Do they exist? Every MMORPG that I see deals with fantasy like dragons, giants, dwarfs, witches. It's very annoying.

Anybody know of any MMORPG that has to with something realistic? Like maybe a racing RPG or something like The Sims.


----------



## Justin (Feb 20, 2008)

dunno if this what you're looking for.

Test Drive Unlimited is a MMOR (Massivley Multiplayer Online Racing). It's set on a Oahu, Hawaii and you can drive around with up to 8 people seen at a time. 

I've also heard of a game called Project Torque, it's free but I haven't checked it out yet.


----------



## tlarkin (Feb 20, 2008)

there were FPS MMOs, like anarchy online and the sonly online entertainment one.  Interplay, when they sold the rights of fallout 3 to bethesda, kept the right to develop a fallout MMO.  that apparently has been in the works for years.

Who knows?


----------



## hermeslyre (Feb 20, 2008)

I know of Sci fi MMORPG's, Tabula Rasa, and FPS MMO's, Hellgate: London. I participating in both their respective beta's, same ol' stuff, after the initial deviating excitement.

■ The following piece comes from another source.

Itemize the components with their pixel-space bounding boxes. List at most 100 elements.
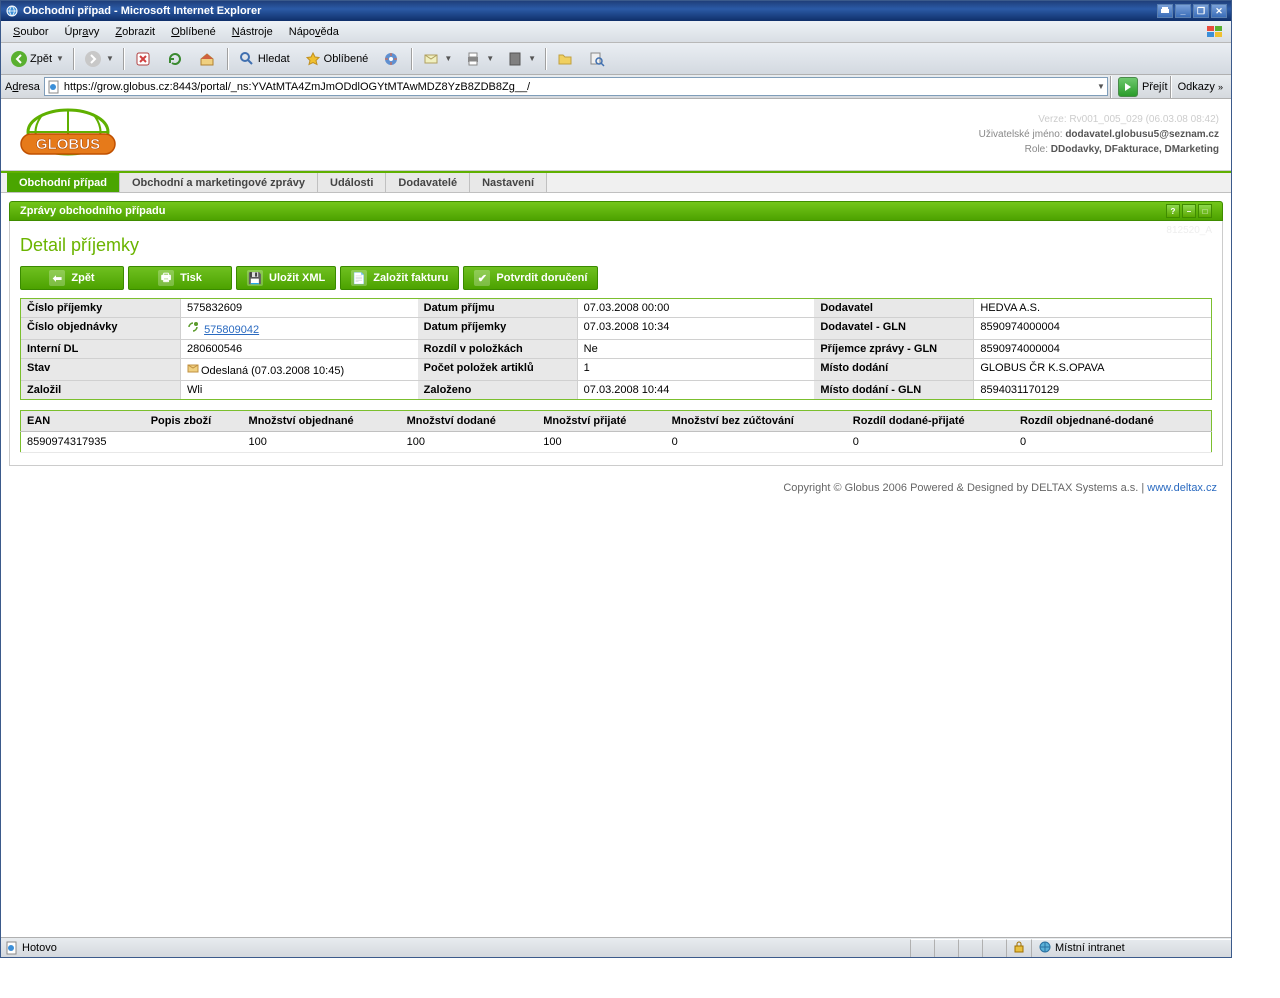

Real life, sim like MMORPG? Dunno of any.


----------



## Trizoy (Feb 20, 2008)

www.ikariam.org
www.ogame.org


----------



## DirtyD86 (Feb 20, 2008)

earthbound from SNES needs to be recreated and turned into an MMO. i KNOW someone here has played that game


----------



## Archangel (Feb 20, 2008)

Tabula Rasa


----------